The areas where Janet and I best co-operated was in the houses and garden. She was really good at those kind of architectural drawings for projects and was a dab hand at decorating, including painting furniture or hanging wallpaper. She was a very good cook, or became a very good cook. Our early meals together were fairly dull but my tastes were sophisticated and she soon caught on mainly by following good cookery books, Elizabeth David a favourite. As a student I had been fairly well known for cooking but she soon became very much better than I and did not encourage me to help though I think I was a participating spouse throughout our lives together - washing up, changing nappies, attending births etc. But again I must admit Janet did far more of the chores than I. Her business sense kept the Verrocchio on course. And she became a really good potter, particularly on a small scale, always in adult classes.
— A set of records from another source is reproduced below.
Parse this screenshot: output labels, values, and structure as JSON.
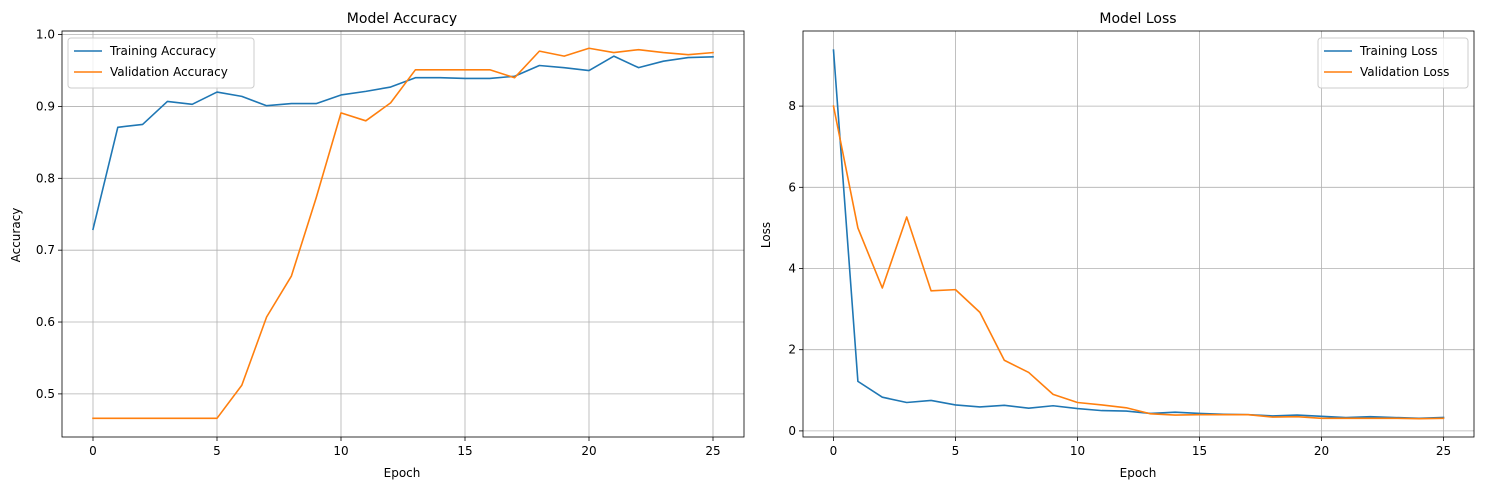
{
  "chart_data": [
    {
      "type": "line",
      "title": "Model Accuracy",
      "xlabel": "Epoch",
      "ylabel": "Accuracy",
      "xlim": [
        -1.25,
        26.25
      ],
      "ylim": [
        0.44,
        1.005
      ],
      "xticks": [
        0,
        5,
        10,
        15,
        20,
        25
      ],
      "yticks": [
        0.5,
        0.6,
        0.7,
        0.8,
        0.9,
        1.0
      ],
      "ytick_labels": [
        "0.5",
        "0.6",
        "0.7",
        "0.8",
        "0.9",
        "1.0"
      ],
      "grid": true,
      "legend_position": "upper-left",
      "x": [
        0,
        1,
        2,
        3,
        4,
        5,
        6,
        7,
        8,
        9,
        10,
        11,
        12,
        13,
        14,
        15,
        16,
        17,
        18,
        19,
        20,
        21,
        22,
        23,
        24,
        25
      ],
      "series": [
        {
          "name": "Training Accuracy",
          "color": "#1f77b4",
          "values": [
            0.729,
            0.871,
            0.875,
            0.907,
            0.903,
            0.92,
            0.914,
            0.901,
            0.904,
            0.904,
            0.916,
            0.921,
            0.927,
            0.94,
            0.94,
            0.939,
            0.939,
            0.942,
            0.957,
            0.954,
            0.95,
            0.97,
            0.954,
            0.963,
            0.968,
            0.969
          ]
        },
        {
          "name": "Validation Accuracy",
          "color": "#ff7f0e",
          "values": [
            0.466,
            0.466,
            0.466,
            0.466,
            0.466,
            0.466,
            0.512,
            0.607,
            0.664,
            0.773,
            0.891,
            0.88,
            0.905,
            0.951,
            0.951,
            0.951,
            0.951,
            0.94,
            0.977,
            0.97,
            0.981,
            0.975,
            0.979,
            0.975,
            0.972,
            0.975
          ]
        }
      ]
    },
    {
      "type": "line",
      "title": "Model Loss",
      "xlabel": "Epoch",
      "ylabel": "Loss",
      "xlim": [
        -1.25,
        26.25
      ],
      "ylim": [
        -0.15,
        9.85
      ],
      "xticks": [
        0,
        5,
        10,
        15,
        20,
        25
      ],
      "yticks": [
        0,
        2,
        4,
        6,
        8
      ],
      "ytick_labels": [
        "0",
        "2",
        "4",
        "6",
        "8"
      ],
      "grid": true,
      "legend_position": "upper-right",
      "x": [
        0,
        1,
        2,
        3,
        4,
        5,
        6,
        7,
        8,
        9,
        10,
        11,
        12,
        13,
        14,
        15,
        16,
        17,
        18,
        19,
        20,
        21,
        22,
        23,
        24,
        25
      ],
      "series": [
        {
          "name": "Training Loss",
          "color": "#1f77b4",
          "values": [
            9.38,
            1.22,
            0.83,
            0.7,
            0.75,
            0.64,
            0.59,
            0.63,
            0.56,
            0.62,
            0.55,
            0.5,
            0.49,
            0.43,
            0.46,
            0.43,
            0.41,
            0.4,
            0.37,
            0.39,
            0.36,
            0.33,
            0.35,
            0.33,
            0.31,
            0.33
          ]
        },
        {
          "name": "Validation Loss",
          "color": "#ff7f0e",
          "values": [
            8.0,
            5.0,
            3.52,
            5.27,
            3.45,
            3.48,
            2.92,
            1.74,
            1.44,
            0.9,
            0.7,
            0.64,
            0.57,
            0.42,
            0.39,
            0.4,
            0.4,
            0.4,
            0.34,
            0.35,
            0.31,
            0.31,
            0.31,
            0.31,
            0.3,
            0.31
          ]
        }
      ]
    }
  ]
}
She somehow lacked the confidence to set up on her own. Before she died she had started to paint which possibly was her true vocation.
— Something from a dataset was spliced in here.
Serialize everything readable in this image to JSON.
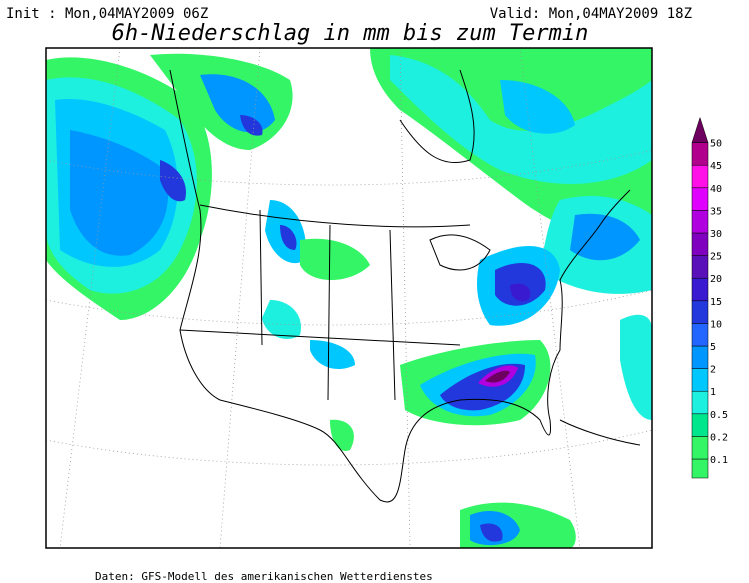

When the children came along we expanded by first moving Sheila out and then adding a new floor above to the passage. Amazingly, we got permission but the house to the north was divided into flats and the garden completely neglected. Though we finally fell out with the architect who had negotiated the design through the councils, the conversion was a great success. Soon after Janet insisted on buying the house next door, number 41, she was really interested in the garden. I thought it was very expensive but it turned out to be a valuable asset – a rooming house we gradually improved and sold off in flats, every flat for more than we had paid for the house. We lived happily in number 40 till 1983.

In 1958 when I found it, Norland Square was fairly run down neighbourhood, housing several prostitutes who did business parading on Holland Park Avenue. By the time we left many of the houses had returned to family residences for city bankers, we had become poor relations. Furthermore the cornice had fallen off with a terrifying thump which luckily did not take the balcony with it. We managed to replace it with a fibreglass substitute but it gave me a strong sense that I was getting out of my depth financially, fortunately now with a whole house, a very valuable asset.
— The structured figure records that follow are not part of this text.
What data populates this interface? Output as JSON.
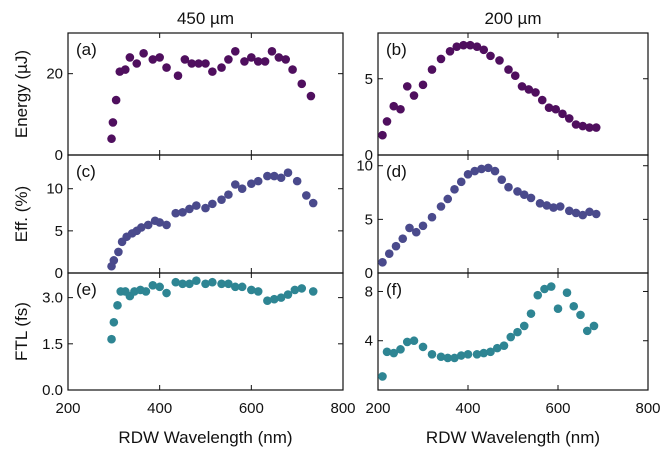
{
  "figure": {
    "col_titles": [
      "450 µm",
      "200 µm"
    ],
    "xlabel": "RDW Wavelength (nm)"
  },
  "colors": {
    "energy": "#4f0f5e",
    "efficiency": "#4a4a8c",
    "ftl": "#2e8593"
  },
  "chart_data": [
    {
      "type": "scatter",
      "panel": "(a)",
      "row": 0,
      "col": 0,
      "ylabel": "Energy (µJ)",
      "xlim": [
        200,
        800
      ],
      "ylim": [
        0,
        30
      ],
      "xticks": [
        200,
        400,
        600,
        800
      ],
      "yticks": [
        0,
        20
      ],
      "color": "energy",
      "x": [
        295,
        298,
        305,
        313,
        325,
        335,
        350,
        365,
        385,
        400,
        415,
        440,
        455,
        470,
        485,
        500,
        515,
        535,
        550,
        565,
        585,
        600,
        615,
        630,
        645,
        660,
        675,
        690,
        710,
        730
      ],
      "y": [
        4,
        8,
        13.5,
        20.5,
        21,
        24,
        22.5,
        25,
        23.5,
        24,
        21.5,
        19.5,
        23.5,
        22.5,
        22.5,
        22.5,
        20.5,
        21.5,
        23.5,
        25.5,
        23,
        24,
        23,
        23,
        25.5,
        24,
        23.5,
        21,
        17.5,
        14.5
      ]
    },
    {
      "type": "scatter",
      "panel": "(b)",
      "row": 0,
      "col": 1,
      "ylabel": "",
      "xlim": [
        200,
        800
      ],
      "ylim": [
        0,
        8
      ],
      "xticks": [
        200,
        400,
        600,
        800
      ],
      "yticks": [
        0,
        5
      ],
      "color": "energy",
      "x": [
        210,
        220,
        235,
        250,
        265,
        280,
        300,
        320,
        340,
        360,
        375,
        390,
        405,
        420,
        435,
        450,
        470,
        490,
        505,
        520,
        535,
        550,
        565,
        580,
        595,
        610,
        625,
        640,
        655,
        670,
        685
      ],
      "y": [
        1.3,
        2.2,
        3.2,
        3,
        4.5,
        3.9,
        4.6,
        5.6,
        6.3,
        6.8,
        7.1,
        7.2,
        7.2,
        7.1,
        6.9,
        6.5,
        6.2,
        5.6,
        5.2,
        4.5,
        4.3,
        4.1,
        3.6,
        3.1,
        3,
        2.7,
        2.4,
        2,
        1.9,
        1.8,
        1.8
      ]
    },
    {
      "type": "scatter",
      "panel": "(c)",
      "row": 1,
      "col": 0,
      "ylabel": "Eff. (%)",
      "xlim": [
        200,
        800
      ],
      "ylim": [
        0,
        14
      ],
      "xticks": [
        200,
        400,
        600,
        800
      ],
      "yticks": [
        0,
        5,
        10
      ],
      "color": "efficiency",
      "x": [
        295,
        300,
        310,
        318,
        328,
        340,
        350,
        360,
        375,
        390,
        400,
        415,
        435,
        450,
        465,
        480,
        500,
        515,
        535,
        550,
        565,
        580,
        600,
        615,
        635,
        650,
        665,
        680,
        700,
        720,
        735
      ],
      "y": [
        0.8,
        1.5,
        2.5,
        3.7,
        4.3,
        4.7,
        5,
        5.4,
        5.7,
        6.2,
        6,
        5.7,
        7.1,
        7.2,
        7.6,
        8,
        7.7,
        8.2,
        8.7,
        9.3,
        10.5,
        10,
        10.6,
        10.9,
        11.5,
        11.5,
        11.3,
        11.9,
        10.9,
        9.2,
        8.3
      ]
    },
    {
      "type": "scatter",
      "panel": "(d)",
      "row": 1,
      "col": 1,
      "ylabel": "",
      "xlim": [
        200,
        800
      ],
      "ylim": [
        0,
        11
      ],
      "xticks": [
        200,
        400,
        600,
        800
      ],
      "yticks": [
        0,
        5,
        10
      ],
      "color": "efficiency",
      "x": [
        210,
        225,
        240,
        255,
        270,
        285,
        300,
        320,
        340,
        355,
        370,
        385,
        400,
        415,
        430,
        445,
        460,
        475,
        490,
        510,
        525,
        540,
        560,
        575,
        590,
        605,
        625,
        640,
        655,
        670,
        685
      ],
      "y": [
        1,
        1.8,
        2.5,
        3.2,
        4.2,
        3.8,
        4.4,
        5.2,
        6.2,
        6.9,
        7.8,
        8.5,
        9.2,
        9.5,
        9.7,
        9.8,
        9.5,
        8.7,
        8,
        7.6,
        7.3,
        7,
        6.5,
        6.3,
        6.1,
        6.2,
        5.8,
        5.6,
        5.4,
        5.7,
        5.5
      ]
    },
    {
      "type": "scatter",
      "panel": "(e)",
      "row": 2,
      "col": 0,
      "ylabel": "FTL (fs)",
      "xlim": [
        200,
        800
      ],
      "ylim": [
        0,
        3.8
      ],
      "xticks": [
        200,
        400,
        600,
        800
      ],
      "yticks": [
        0,
        1.5,
        3
      ],
      "color": "ftl",
      "xticklabels": [
        "200",
        "400",
        "600",
        "800"
      ],
      "yticklabels": [
        "0.0",
        "1.5",
        "3.0"
      ],
      "x": [
        295,
        300,
        308,
        315,
        325,
        335,
        345,
        358,
        370,
        385,
        400,
        415,
        435,
        450,
        465,
        480,
        500,
        515,
        535,
        550,
        565,
        580,
        600,
        615,
        635,
        650,
        665,
        680,
        695,
        710,
        735
      ],
      "y": [
        1.65,
        2.2,
        2.75,
        3.2,
        3.2,
        3.05,
        3.2,
        3.25,
        3.2,
        3.4,
        3.35,
        3.15,
        3.5,
        3.45,
        3.45,
        3.55,
        3.45,
        3.5,
        3.45,
        3.45,
        3.35,
        3.35,
        3.25,
        3.2,
        2.9,
        2.95,
        3,
        3.1,
        3.25,
        3.3,
        3.2
      ]
    },
    {
      "type": "scatter",
      "panel": "(f)",
      "row": 2,
      "col": 1,
      "ylabel": "",
      "xlim": [
        200,
        800
      ],
      "ylim": [
        0,
        9.5
      ],
      "xticks": [
        200,
        400,
        600,
        800
      ],
      "yticks": [
        4,
        8
      ],
      "color": "ftl",
      "xticklabels": [
        "200",
        "400",
        "600",
        "800"
      ],
      "yticklabels": [
        "4",
        "8"
      ],
      "x": [
        210,
        220,
        235,
        250,
        265,
        280,
        300,
        320,
        340,
        355,
        370,
        385,
        400,
        420,
        435,
        450,
        465,
        480,
        495,
        510,
        525,
        540,
        555,
        570,
        585,
        600,
        620,
        635,
        650,
        665,
        680
      ],
      "y": [
        1.1,
        3.1,
        3,
        3.3,
        3.9,
        4,
        3.5,
        2.9,
        2.7,
        2.6,
        2.6,
        2.8,
        2.9,
        2.9,
        3,
        3.1,
        3.4,
        3.6,
        4.3,
        4.7,
        5.2,
        6.2,
        7.7,
        8.2,
        8.4,
        6.6,
        7.9,
        6.8,
        6.1,
        4.8,
        5.2
      ]
    }
  ]
}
The house of course was a very unusual shape and so it did not attract buyers immediately but fortunately a rather pushy Hungarian got interested but was not interested in the studio. I had always had in mind that a friendly old lady who's house backed onto the Garden of 41 it would have been the perfect way of combining the studio with a home for Janet but unfortunately the old lady who was very much on the edge of needing to move into sheltered accommodation never actually could make the decision to move. Fortunately, the man who lived next door to her was willing to sell and we bought his fairly modern conversion at a slightly inflated price. But it did mean that we could keep the studio and have a small house for Janet. By that time it had become fairly clear to me that I would not be using a studio in London in future.

Janet lived there for a year or two 2 but it really didn't suit her and she determined to convert the top flat in 41 for her own use. The design included a roof garden which was really lovely. But she had terrible problems with the builders and I was fully engaged in Casole. It was possibly at this very stressful time that she developed the cancer from which she died 5 years later.

The flat was very beautiful when it was finished and she was very pleased with it. She ran the Verrocchio office from there. and when she was no longer fit to do so she handed over the job to her friend Christine. The last few weeks of her illmess in hospital were heart-wrenching; she had a fierce determination to live though the fates had decided otherwise.

I no longer commuted beteen London and Casole. The children had moved on. All my activities now centred on Casole where the Centro d’Arte Verrocchio was thriving, so we sold her beautiful flat.